The Daily Telegraph, Page: 19 The Daily Telegraph, Page: 32

SUNDAY

Kwasi Kwarteng urged to rethink plans to make company directors liable

Cabinet ministers are calling for the Business Secretary to rethink plans to make company directors personally liable for business failures, the Sunday Telegraph reports. As part of the package being proposed by Kwasi Kwarteng, the Financial Reporting Council will be replaced by the Audit, Reporting and Governance Authority, with new powers to clamp down on auditors and directors. Those directors will be held personally responsible for the accuracy of their company’s financial statements. But senior Conservatives including Iain Duncan Smith say existing regulations should be sufficient while further compliance costs were unwise as Britain heaves itself out of the coronavirus slump. Ministers meanwhile say the reforms are necessary to ensure high corporate standards. A government spokesman said: “Audit reform is a priority and we will publish comprehensive proposals shortly. Strengthening our corporate governance and audit regime will h elp to ensure that the UK remains a world leader in corporate transparency and advance its status as a place of the highest standards in audit.”

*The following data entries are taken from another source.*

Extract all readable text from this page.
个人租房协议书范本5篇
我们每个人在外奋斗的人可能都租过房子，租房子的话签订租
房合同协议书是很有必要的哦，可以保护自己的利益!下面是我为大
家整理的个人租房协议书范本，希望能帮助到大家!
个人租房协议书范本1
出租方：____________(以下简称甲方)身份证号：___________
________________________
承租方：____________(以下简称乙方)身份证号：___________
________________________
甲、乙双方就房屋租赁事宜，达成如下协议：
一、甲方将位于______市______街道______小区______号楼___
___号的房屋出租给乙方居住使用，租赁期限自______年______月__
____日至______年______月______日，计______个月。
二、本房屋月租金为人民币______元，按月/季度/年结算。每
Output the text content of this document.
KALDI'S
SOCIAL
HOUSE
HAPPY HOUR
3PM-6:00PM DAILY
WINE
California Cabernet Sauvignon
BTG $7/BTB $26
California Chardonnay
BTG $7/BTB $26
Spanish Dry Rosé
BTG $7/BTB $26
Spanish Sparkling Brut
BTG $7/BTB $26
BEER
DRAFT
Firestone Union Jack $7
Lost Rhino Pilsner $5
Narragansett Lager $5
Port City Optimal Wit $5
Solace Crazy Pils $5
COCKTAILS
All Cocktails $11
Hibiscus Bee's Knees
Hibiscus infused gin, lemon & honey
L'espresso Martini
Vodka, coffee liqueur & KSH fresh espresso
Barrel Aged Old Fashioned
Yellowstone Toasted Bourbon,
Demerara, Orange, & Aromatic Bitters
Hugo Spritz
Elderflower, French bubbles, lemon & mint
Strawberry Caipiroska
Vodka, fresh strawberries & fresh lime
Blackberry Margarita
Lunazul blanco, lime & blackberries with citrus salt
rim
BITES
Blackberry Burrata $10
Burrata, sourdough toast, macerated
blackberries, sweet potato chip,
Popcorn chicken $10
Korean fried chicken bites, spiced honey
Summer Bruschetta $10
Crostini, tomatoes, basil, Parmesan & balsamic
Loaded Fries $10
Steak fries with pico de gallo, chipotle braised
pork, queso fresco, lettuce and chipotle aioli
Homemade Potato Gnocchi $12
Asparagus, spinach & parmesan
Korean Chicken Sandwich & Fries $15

The Sunday Telegraph, Page: 2

Reforms should ensure auditors do their job

Liam Halligan contends in the Sunday Telegraph that the Government’s White Paper on audit reform proves the Big Four lobby machine is alive and well. Halligan says although the White Paper proposes the operational separation of audit and advisory work, it is a shame that it does not insist on “joint audits” of listed firms, a move proposed by the Competition and Markets Authority in 2019 and designed to break the stranglehold of the Big Four. Halligan is also concerned about moves to bring ESG into a formal audit arguing that this speaks to “an exercise in ministerial posturing”; that the new Audit, Reporting and Governance Authority will gain oversight of firms beyond those listed on the stock market, and that ARGA may be given scope to pursue directors themselves if a company’s accounts are found to be misstated. Halligan asserts that auditors “should also be on the hook for the numbers they sign-off – so incentives are aligned. Onerous new sanctions aimed only at directors – the vast majority of whom do the right thing – once again suggest the mighty Big Four audit lobby has succeeded in telling ministers what to do.” The Sunday Times Oliver Shah briefly touches on the topic, saying he welcomes news that the joint audit idea has been scrapped and that a Sarbanes-Oxley style regime holding directors to a higher standard is in.

The Sunday Telegraph, Page: 2 The Sunday Times, Page: 9

OTHER NEWS – WEEKEND TO 7TH FEBRUARY 2021

SUNDAY

Contactless limit to rise to £100

The contactless card payment limit is set to rise to £100 from the current maximum of £45. The change, which will be made in the next Budget, was not possible while Britain was bound by EU rules, which cap payments at €50.